Engineers will soon conduct a crucial test of a futuristic technology championed by entrepreneur Elon Musk that seeks to revolutionise transportation by sending passengers and cargo packed into pods through an intercity system of vacuum tubes.
Hyperloop One , the Los-Angeles-based company developing the technology, is gearing up to send a 28-foot-long (8.5 meter-long) pod hurtling down a set of tracks in a test run in Nevada in the next few weeks, spokeswoman Marcy Simon said.
Hyperloop One is working to develop a technical vision proposed by Musk, the founder of rocket maker SpaceX and electric car company Tesla Motors . In 2013, he suggested sending pods with passengers through giant vacuum tubes between Los Angeles and San Francisco.
Hyperloop aims to achieve speeds of 250 mph (402 km/h) in its upcoming phase of testing. As it gears up for that experiment, the company on Wednesday released the results from a May 12 test in the Nevada desert. A Hyperloop One sled on wheels for the first time coasted above a track using magnets, Simon said.

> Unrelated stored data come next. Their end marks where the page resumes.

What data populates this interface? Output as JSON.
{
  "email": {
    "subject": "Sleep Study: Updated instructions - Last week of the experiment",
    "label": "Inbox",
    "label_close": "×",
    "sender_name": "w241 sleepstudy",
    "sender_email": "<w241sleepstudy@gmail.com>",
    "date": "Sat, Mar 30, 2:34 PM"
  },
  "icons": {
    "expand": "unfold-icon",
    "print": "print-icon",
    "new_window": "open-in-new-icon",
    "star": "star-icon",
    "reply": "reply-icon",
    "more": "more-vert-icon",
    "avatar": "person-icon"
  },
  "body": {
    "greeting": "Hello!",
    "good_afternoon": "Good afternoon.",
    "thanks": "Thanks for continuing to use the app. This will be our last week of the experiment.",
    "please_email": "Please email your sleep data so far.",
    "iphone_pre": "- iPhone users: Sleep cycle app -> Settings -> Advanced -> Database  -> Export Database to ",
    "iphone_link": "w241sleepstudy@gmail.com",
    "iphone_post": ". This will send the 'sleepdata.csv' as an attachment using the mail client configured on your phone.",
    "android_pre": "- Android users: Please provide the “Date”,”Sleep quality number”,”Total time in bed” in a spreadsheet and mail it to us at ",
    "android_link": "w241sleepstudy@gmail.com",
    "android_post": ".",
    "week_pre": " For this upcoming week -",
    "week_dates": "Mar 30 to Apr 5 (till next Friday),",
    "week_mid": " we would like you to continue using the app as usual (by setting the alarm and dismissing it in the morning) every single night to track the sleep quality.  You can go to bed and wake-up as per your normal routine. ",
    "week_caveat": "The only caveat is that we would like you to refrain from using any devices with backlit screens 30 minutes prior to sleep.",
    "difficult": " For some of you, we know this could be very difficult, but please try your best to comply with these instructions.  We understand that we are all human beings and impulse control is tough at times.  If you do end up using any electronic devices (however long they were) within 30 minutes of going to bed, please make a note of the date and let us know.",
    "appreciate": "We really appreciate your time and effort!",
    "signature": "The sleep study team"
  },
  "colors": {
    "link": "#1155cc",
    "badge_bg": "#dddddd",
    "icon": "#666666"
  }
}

It levitated for 5.3 seconds in a vacuum-sealed tube and reached speeds of 70 miles per hour (113 km/h), the company said in a statement. By comparison, another test by Hyperloop One that made national headlines last year was done on an open-air track, not in the tube, a key to achieving high speeds.
Backers of the project envision the pods reaching speeds of 750 miles per hour (1,200 kph), but sceptics say the hyperloop idea faces real-world challenges ranging from obtaining construction permits to making turns at jet speed.
Hyperloop One has raised $160 million in funding and has touted the technology’s potential as a rapid-transit option. “Hyperloop One will move people and things faster than at any other time in the world,” Shervin Pishevar , co-founder and executive chairman of Hyperloop One, said in a statement.